Читаем Как оценить риски в кибербезопасности. Лучшие инструменты и практики полностью

Или в том же ключе: как часто белые списки приложений срабатывали там, где все другие средства контроля безопасности не справились, т. е. существует ли класс вредоносных программ, для которых белый список приложений является последней линией защиты? (Примечание: белый список приложений – средство контроля безопасности, разрешающее запускать только одобренные приложения. Таким образом, если какая-то вредоносная программа попытается установиться или запуститься, теоретически белый список приложений должен ее остановить.) И если они действительно все чаще становятся последней линией обороны, означает ли это, что эффективность работы других вложений снижается? Или появляются новые виды вредоносных программ, которые все ваши средства защиты не в состоянии обнаружить вовремя, тем самым намекая на необходимость новых вложений и/или отказ от некоторых уже имеющихся? Короче говоря, окупаются ли ваши вложения в белые списки так, как было спрогнозировано при моделировании этих инвестиций? С подобными моделями становится очевидно, какие меры защиты недостаточно эффективны, какие особенно выделяются и заслуживают дополнительных вложений, а от каких пора избавиться, предоставив возможность для новых, инновационных вложений, направленных на победу над неустранимыми растущими рисками.

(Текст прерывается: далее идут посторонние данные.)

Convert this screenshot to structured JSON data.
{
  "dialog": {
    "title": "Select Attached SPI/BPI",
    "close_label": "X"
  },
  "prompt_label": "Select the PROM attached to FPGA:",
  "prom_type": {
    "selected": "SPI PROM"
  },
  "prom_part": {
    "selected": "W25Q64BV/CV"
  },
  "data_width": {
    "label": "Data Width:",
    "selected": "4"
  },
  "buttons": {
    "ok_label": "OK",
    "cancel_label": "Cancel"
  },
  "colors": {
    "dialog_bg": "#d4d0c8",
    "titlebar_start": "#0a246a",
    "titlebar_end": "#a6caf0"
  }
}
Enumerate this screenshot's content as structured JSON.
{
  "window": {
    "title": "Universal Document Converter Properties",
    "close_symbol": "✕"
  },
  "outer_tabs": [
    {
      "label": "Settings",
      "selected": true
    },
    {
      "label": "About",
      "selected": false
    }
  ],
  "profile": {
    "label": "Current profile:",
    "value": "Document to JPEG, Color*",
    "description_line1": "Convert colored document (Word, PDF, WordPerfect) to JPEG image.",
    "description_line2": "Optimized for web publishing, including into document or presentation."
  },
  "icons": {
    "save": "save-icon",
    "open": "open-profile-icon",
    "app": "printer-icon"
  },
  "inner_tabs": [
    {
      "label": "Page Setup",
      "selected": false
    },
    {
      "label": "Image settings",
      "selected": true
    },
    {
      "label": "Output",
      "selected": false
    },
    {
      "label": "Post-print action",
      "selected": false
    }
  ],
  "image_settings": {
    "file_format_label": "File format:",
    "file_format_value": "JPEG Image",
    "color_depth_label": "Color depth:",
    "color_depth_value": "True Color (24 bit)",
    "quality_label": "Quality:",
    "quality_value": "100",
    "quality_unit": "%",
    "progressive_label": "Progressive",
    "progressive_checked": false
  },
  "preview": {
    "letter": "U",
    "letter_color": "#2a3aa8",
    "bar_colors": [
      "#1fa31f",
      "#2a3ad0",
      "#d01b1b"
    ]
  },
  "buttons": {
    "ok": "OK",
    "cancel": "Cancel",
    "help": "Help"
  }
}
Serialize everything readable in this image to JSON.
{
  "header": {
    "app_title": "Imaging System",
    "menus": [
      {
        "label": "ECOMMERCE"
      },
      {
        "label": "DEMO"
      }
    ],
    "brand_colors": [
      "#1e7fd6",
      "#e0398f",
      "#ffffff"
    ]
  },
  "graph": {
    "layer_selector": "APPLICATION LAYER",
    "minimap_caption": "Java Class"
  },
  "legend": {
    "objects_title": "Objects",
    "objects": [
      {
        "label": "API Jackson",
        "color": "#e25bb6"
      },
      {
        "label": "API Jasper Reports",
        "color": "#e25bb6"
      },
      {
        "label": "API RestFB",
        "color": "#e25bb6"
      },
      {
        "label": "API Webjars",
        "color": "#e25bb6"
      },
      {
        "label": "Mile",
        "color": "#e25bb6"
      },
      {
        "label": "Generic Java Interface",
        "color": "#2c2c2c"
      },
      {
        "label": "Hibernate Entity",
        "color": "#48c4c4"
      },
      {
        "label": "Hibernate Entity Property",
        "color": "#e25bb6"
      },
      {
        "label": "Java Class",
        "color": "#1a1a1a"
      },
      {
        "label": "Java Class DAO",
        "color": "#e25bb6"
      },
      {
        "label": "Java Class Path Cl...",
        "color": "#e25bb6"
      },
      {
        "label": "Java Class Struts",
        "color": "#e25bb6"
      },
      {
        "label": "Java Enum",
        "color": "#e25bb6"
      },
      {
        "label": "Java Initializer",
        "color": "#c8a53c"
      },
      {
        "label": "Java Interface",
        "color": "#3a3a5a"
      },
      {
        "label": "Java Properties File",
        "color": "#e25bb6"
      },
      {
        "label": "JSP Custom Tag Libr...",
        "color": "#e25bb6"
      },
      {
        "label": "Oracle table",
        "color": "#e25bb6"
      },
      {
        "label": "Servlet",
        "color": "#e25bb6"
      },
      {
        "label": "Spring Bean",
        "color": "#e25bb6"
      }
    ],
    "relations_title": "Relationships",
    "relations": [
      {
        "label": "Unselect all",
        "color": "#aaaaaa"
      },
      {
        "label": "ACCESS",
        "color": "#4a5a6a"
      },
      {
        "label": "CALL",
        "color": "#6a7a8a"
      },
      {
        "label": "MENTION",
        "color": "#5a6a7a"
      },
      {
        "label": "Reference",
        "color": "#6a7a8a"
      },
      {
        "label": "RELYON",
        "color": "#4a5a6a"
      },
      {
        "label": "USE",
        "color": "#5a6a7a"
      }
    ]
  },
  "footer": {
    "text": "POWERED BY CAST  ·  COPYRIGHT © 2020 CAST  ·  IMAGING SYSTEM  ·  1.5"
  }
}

Любопытно, что в размерном моделировании факты в таблицах фактов также называют мерами, поскольку они измеряют процесс на атомарном уровне. «Атомарный» означает, что измеряемое событие нельзя дальше разложить на составляющие. Типичным фактом в бизнесе может быть продажа продукта, скажем банки фасоли. Мерой в данном случае будет цена продажи. Возможно, вы захотите узнать, сколько определенного товара продали в конкретный момент времени в конкретном месте. При этом можно еще проследить за показателями продаж этого товара квартал за кварталом. Или вы захотите сравнить прибыльность двух конкретных продуктов с учетом географических рынков и/или размещения в магазинах, и т. д. Это все традиционная БА.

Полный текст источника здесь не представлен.